When is a mom not a mom?
When she's an adoptive or foster mom, apparently.
Let me back up a bit here. NBC and Teleflora ran a queasily saccharine "America's Favorite Mom" contest leading up to Mother's Day, which allowed people to vote for their favorite moms in a variety of categories: single mom, working mom, "chairman of everything" mom (gack—this means stay-at-home mom from what I can tell), and oh yes: "Non-Mom Mom." For adoptive, foster, and grandma-acting-as-mom moms.
Uh-huh. For those of you who adopted a kid, all this time you've been changing diapers and handling bedtimes and doctor's appointments and late-night screams for "MOMMY!" turns out according to these folks you are not actually a mom because you didn’t gestate this little person you love and care for. Because it all comes down to the genes and the uterus, apparently.
In Teleflora's defense, once the controversy hit the blogosphere they changed the category title to "adopting moms" and put a very prominent apology on the contest website.
Still. Can we say ignorant? Did no one think, before they insulted and hurt a sizable minority of mothers?

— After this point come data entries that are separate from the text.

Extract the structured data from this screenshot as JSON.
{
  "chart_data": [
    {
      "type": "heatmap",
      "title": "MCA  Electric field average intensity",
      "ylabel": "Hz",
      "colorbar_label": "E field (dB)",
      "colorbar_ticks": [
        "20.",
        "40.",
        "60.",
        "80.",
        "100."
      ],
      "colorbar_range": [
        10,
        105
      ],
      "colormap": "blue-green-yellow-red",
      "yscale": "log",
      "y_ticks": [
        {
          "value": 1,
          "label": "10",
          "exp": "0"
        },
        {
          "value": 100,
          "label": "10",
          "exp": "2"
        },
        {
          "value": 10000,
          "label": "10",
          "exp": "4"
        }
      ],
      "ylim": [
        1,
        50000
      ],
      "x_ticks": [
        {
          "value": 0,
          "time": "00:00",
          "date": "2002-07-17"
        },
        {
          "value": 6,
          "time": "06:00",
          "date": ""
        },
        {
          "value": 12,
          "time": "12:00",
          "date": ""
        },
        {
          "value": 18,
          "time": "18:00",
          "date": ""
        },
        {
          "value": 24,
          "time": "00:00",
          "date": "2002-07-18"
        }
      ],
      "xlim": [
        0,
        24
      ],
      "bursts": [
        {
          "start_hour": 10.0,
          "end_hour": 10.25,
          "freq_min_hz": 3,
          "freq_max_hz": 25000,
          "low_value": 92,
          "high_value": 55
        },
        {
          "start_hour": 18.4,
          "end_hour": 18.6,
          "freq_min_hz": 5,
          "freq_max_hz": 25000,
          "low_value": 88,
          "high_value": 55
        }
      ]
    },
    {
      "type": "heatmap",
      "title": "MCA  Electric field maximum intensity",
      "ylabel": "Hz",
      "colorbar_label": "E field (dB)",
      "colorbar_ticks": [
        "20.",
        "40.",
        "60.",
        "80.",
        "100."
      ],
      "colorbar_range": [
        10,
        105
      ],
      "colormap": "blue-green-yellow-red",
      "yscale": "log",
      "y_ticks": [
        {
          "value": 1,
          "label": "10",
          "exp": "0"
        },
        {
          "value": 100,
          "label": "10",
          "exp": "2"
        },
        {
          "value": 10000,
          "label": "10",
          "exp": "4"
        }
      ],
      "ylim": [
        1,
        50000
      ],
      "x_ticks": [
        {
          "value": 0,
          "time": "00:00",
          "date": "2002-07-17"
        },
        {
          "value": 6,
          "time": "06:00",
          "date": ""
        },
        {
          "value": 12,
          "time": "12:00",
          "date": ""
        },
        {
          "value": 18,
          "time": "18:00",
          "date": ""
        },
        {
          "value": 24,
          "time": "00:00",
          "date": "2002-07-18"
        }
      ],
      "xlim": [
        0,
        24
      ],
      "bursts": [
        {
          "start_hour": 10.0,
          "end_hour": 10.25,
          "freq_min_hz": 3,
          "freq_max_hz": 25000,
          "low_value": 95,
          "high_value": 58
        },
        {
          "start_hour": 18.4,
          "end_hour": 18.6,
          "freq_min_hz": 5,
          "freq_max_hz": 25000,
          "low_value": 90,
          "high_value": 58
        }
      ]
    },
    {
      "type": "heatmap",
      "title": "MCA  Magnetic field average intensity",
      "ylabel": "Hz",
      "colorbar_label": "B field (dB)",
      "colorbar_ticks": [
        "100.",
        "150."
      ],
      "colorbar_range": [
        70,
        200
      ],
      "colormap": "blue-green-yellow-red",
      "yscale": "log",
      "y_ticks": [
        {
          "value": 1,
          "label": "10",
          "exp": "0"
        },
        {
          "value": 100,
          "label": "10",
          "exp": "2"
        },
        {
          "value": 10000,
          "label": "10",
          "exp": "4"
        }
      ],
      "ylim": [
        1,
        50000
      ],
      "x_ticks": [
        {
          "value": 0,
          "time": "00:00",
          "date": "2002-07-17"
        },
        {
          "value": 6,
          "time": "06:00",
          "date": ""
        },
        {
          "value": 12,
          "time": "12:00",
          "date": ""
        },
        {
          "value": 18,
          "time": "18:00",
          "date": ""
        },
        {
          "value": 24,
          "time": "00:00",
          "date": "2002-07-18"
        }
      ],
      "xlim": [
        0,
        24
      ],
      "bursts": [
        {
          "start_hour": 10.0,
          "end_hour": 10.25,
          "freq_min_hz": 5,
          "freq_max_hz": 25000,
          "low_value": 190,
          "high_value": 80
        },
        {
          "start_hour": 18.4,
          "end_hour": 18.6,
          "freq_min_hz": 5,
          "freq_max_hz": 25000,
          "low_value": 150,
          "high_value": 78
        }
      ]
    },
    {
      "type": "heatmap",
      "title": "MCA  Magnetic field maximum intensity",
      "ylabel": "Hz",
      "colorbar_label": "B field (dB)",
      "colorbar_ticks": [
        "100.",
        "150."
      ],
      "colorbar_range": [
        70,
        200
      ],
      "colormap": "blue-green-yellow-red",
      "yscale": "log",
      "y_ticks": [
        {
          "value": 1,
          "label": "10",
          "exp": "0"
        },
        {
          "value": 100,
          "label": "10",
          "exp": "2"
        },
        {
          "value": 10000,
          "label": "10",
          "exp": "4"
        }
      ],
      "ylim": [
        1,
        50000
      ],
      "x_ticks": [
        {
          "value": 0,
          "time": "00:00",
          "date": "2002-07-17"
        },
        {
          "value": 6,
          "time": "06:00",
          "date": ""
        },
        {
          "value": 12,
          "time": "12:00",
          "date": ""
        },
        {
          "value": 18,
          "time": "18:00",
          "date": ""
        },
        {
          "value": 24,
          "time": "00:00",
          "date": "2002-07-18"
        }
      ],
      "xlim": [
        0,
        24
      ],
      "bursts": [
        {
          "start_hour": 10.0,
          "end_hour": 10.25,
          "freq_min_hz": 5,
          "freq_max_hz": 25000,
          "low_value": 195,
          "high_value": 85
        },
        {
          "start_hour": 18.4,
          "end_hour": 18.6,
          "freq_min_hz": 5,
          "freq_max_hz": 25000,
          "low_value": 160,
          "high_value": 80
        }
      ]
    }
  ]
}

I know this is a TV and internet contest with a level of class and sophistication about what you’d expect from an event hosted by Donny and Marie Osmond, but come on. Often, people make the decision to adopt after years in infertility hell, and even when that's not the case the adoption process is fraught with stress. Adoptive parents have been through enough crap just to build families without being told, in so many words, they don’t really count as mothers.
Marie Osmond, in introducing the category, said this, according to the Wall Street Journal blog The Juggle: “We’ve created a special category for all of those who are not only moms to their own families but they brought their passion and energies to helping kids who otherwise wouldn’t experience how much a mom can mean.”
Horrifyingly? She's an adoptive mom herself.